What is ACUTE STRESS REACTION? What doe ACUTE STRESS REACTION mean? ACUTE STRESS REACTION meaning – ACUTE STRESS REACTION definition – ACUTE STRESS REACTION explanation.
Source: Wikipedia.org article, adapted under license.
Acute stress reaction (also called acute stress disorder, psychological shock, mental shock, or simply shock) is a psychological condition arising in response to a terrifying or traumatic event, or witnessing a traumatic event that arises a strong emotional response within the individual. It should not be confused with the unrelated circulatory condition of shock/ hypoperfusion, or the concept of shock value. Acute stress reaction may develop into delayed stress reaction or better known as PTSD if stress isn’t correctly managed.
“Acute stress response” was first described by Walter Cannon in the 1920s as a theory that animals react to threats with a general discharge of the sympathetic nervous system. The response was later recognized as the first stage of a general adaptation syndrome that regulates stress responses among vertebrates and other organisms.
Common symptoms that sufferers of acute stress reaction experience are: numbing; emotional detachment; muteness; derealization; depersonalization; psychogenic amnesia; continued re-experiencing of the event via thoughts, dreams, and flashbacks; and avoidance of any stimulation that reminds them of the event. During this time, they must have symptoms of anxiety, and significant impairment in at least one essential area of functioning. Symptoms last for a minimum of 2 days, and a maximum of 4 weeks, after which point continued symptoms may result in a diagnosis of PTSD.
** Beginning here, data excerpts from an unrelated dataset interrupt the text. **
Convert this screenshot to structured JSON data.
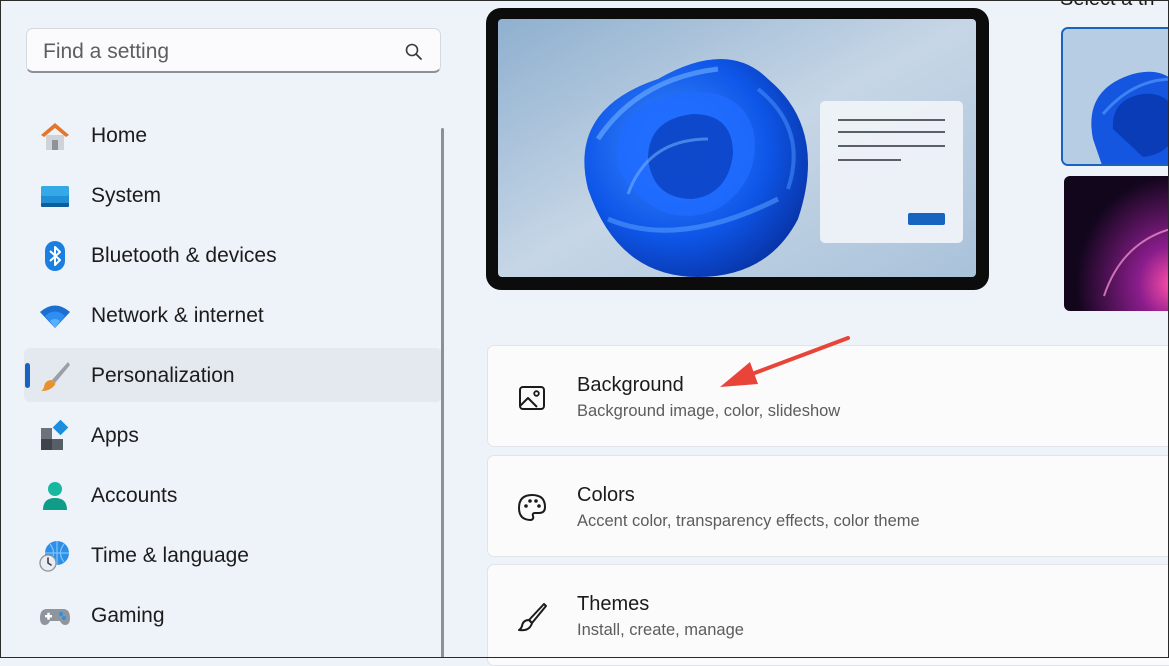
{
  "search": {
    "placeholder": "Find a setting",
    "icon": "search-icon"
  },
  "sidebar": {
    "items": [
      {
        "label": "Home",
        "icon": "home-icon",
        "selected": false
      },
      {
        "label": "System",
        "icon": "system-icon",
        "selected": false
      },
      {
        "label": "Bluetooth & devices",
        "icon": "bluetooth-icon",
        "selected": false
      },
      {
        "label": "Network & internet",
        "icon": "wifi-icon",
        "selected": false
      },
      {
        "label": "Personalization",
        "icon": "paintbrush-icon",
        "selected": true
      },
      {
        "label": "Apps",
        "icon": "apps-icon",
        "selected": false
      },
      {
        "label": "Accounts",
        "icon": "person-icon",
        "selected": false
      },
      {
        "label": "Time & language",
        "icon": "globe-clock-icon",
        "selected": false
      },
      {
        "label": "Gaming",
        "icon": "gamepad-icon",
        "selected": false
      }
    ]
  },
  "theme_section": {
    "heading_peek": "Select a th"
  },
  "cards": [
    {
      "title": "Background",
      "subtitle": "Background image, color, slideshow",
      "icon": "image-icon"
    },
    {
      "title": "Colors",
      "subtitle": "Accent color, transparency effects, color theme",
      "icon": "palette-icon"
    },
    {
      "title": "Themes",
      "subtitle": "Install, create, manage",
      "icon": "brush-icon"
    }
  ],
  "colors": {
    "accent": "#1764c0",
    "annotation_arrow": "#e8443a"
  }
}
Acute stress disorder (abbreviated ASD, and not to be confused with autism spectrum disorder) is the result of a traumatic event in which the person experiences or witnesses an event that causes the victim/witness to experience extreme, disturbing, or unexpected fear, stress, or pain, and that involves or threatens serious injury, perceived serious injury, or death to themselves or someone else. A study of rescue personnel after exposure to a traumatic event showed no gender difference in acute stress reaction. Acute stress reaction is a variation of post-traumatic stress disorder (PTSD).
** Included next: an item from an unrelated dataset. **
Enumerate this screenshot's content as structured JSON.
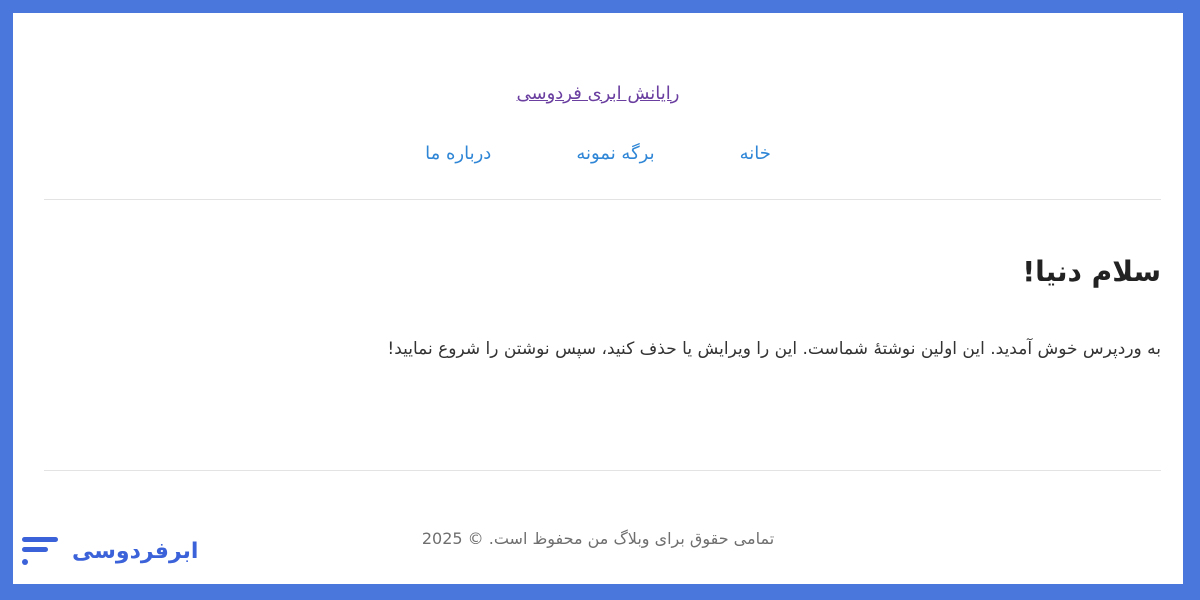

The onset of an acute stress response is associated with specific physiological actions in the sympathetic nervous system, both directly and indirectly through the release of adrenaline and to a lesser extent noradrenaline from the medulla of the adrenal glands. These catecholamine hormones facilitate immediate physical reactions by triggering increases in heart rate and breathing, constricting blood vessels. An abundance of catecholamines at neuroreceptor sites facilitates reliance on spontaneous or intuitive behaviors often related to combat or escape.
Normally, when a person is in a serene, unstimulated state, the “firing” of neurons in the locus ceruleus is minimal. A novel stimulus, once perceived, is relayed from the sensory cortex of the brain through the thalamus to the brain stem. That route of signaling increases the rate of noradrenergic activity in the locus ceruleus, and the person becomes alert and attentive to the environment.
If a stimulus is perceived as a threat, a more intense and prolonged discharge of the locus ceruleus activates the sympathetic division of the autonomic nervous system (Thase & Howland, 1995). The activation of the sympathetic nervous system leads to the release of norepinephrine from nerve endings acting on the heart, blood vessels, respiratory centers, and other sites. The ensuing physiological changes constitute a major part of the acute stress response. The other major player in the acute stress response is the hypothalamic-pituitary-adrenal axis.
A recent study found that a single stressful event may cause long-term consequences in the brain. This result calls the traditional distinction between the effects of acute vs chronic stress into question.